If an employee’s salary for a given pay period falls short of what they are owed under the award (including penalties, overtime, allowances, etc.), the employer must top it up in that specific pay period. Surpluses in one period cannot be carried forward to cover deficits in another.
Why the Ruling Matters
Employers using annualised salary arrangements now face greater administrative burden. Where employee work hours and patterns fluctuate, ensuring compliance per pay period will require close monitoring and possibly more resource investment.
Contracts with “set-off” clauses (where an employer says the annual salary covers all award obligations) will need to be carefully reviewed. It will not be enough simply to show that over a year the salary totalled more than what was required; each pay period must stand on its own.
Record keeping will be under greater scrutiny. Employers must keep accurate, detailed records of hours worked, start/finish times, overtime, penalties, allowances, etc. Simply relying on high-level summaries or rosters without supporting evidence may no longer suffice.
Practical Example
To illustrate the implication:
Before the decision: Suppose Anna is on an annual salary of $70,000 and paid fortnightly. Her award requires $2,497 per fortnight; her salary provides $2,692. Over some periods she might work penalty or overtime hours that push her award entitlement above $2,692; in others, she might work “only” her standard hours and be ahead. Employers may have argued that the annual salary averaged out to cover all entitlements over the year.
After the decision: If in a fortnight Anna’s award entitlement is $2,750 (because of overtime or penalties), the employer must top up the $2,692 salary by $58 in that pay period. Any fortnights where the salary “exceeded” the entitlement cannot be used to compensate for others where there was a shortfall.
What Employers Should Do Now
To ensure compliance and avoid risk, employers should:
Review employment contracts that include annual salary and set-off clauses. Ensure that the contract wording reflects the need to meet award entitlements in each pay period.
Audit payroll practices: assess whether every pay period meets the relevant award obligations. Identify periods of shortfall, and adjust practices accordingly.
Upgrade record keeping systems: track all hours worked (including overtime and penalties), start and finish times, allowances and bonuses. Ensure records are detailed, reliable, and accessible.
Avoid informal arrangements: informal or undocumented understandings about variations to entitlements carry risk. Ensure everything is documented and consistent with award requirements.
Seek legal or specialist advice if unsure, especially in roles with fluctuating hours, or where annualised salary arrangements are used extensively.
What Might Happen Next
This decision is subject to appeal. Until then, however, it sets a legal precedent indicating how similar cases are likely to be judged.

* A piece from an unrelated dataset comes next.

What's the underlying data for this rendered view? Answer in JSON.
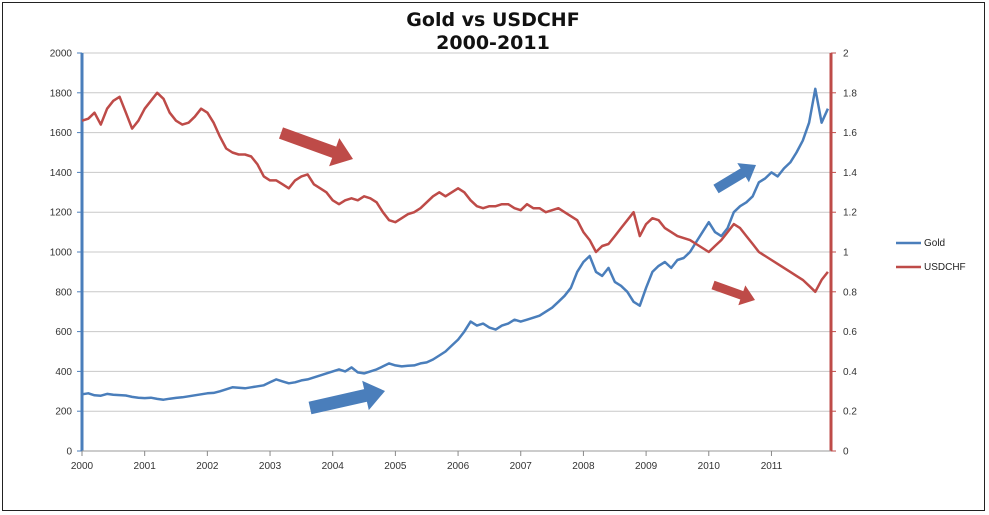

Employers should prepare for increased scrutiny from regulators such as the Fair Work Ombudsman. They are likely to focus on set-off arrangements and whether employers are keeping adequate records.
Some organisations may decide that annualised salaries are no longer practical in certain roles, particularly those with variable hours, shift penalties or frequent overtime. Alternatives (such as more precise hourly or shift based pay) may become more common.
Conclusion
This ruling signals a shift. Employers can no longer rely on annual salary figures alone to meet legal obligations under awards and agreements. Instead compliance must be demonstrated every pay period. For many businesses this will mean reviewing contracts, adjusting pay practices, strengthening record keeping, and being vigilant about potential shortfalls.
If your organisation uses annualised salary or set-off clauses, now is the time to act. Staying ahead will reduce the risk of non-compliance and protect both your people and your organisation.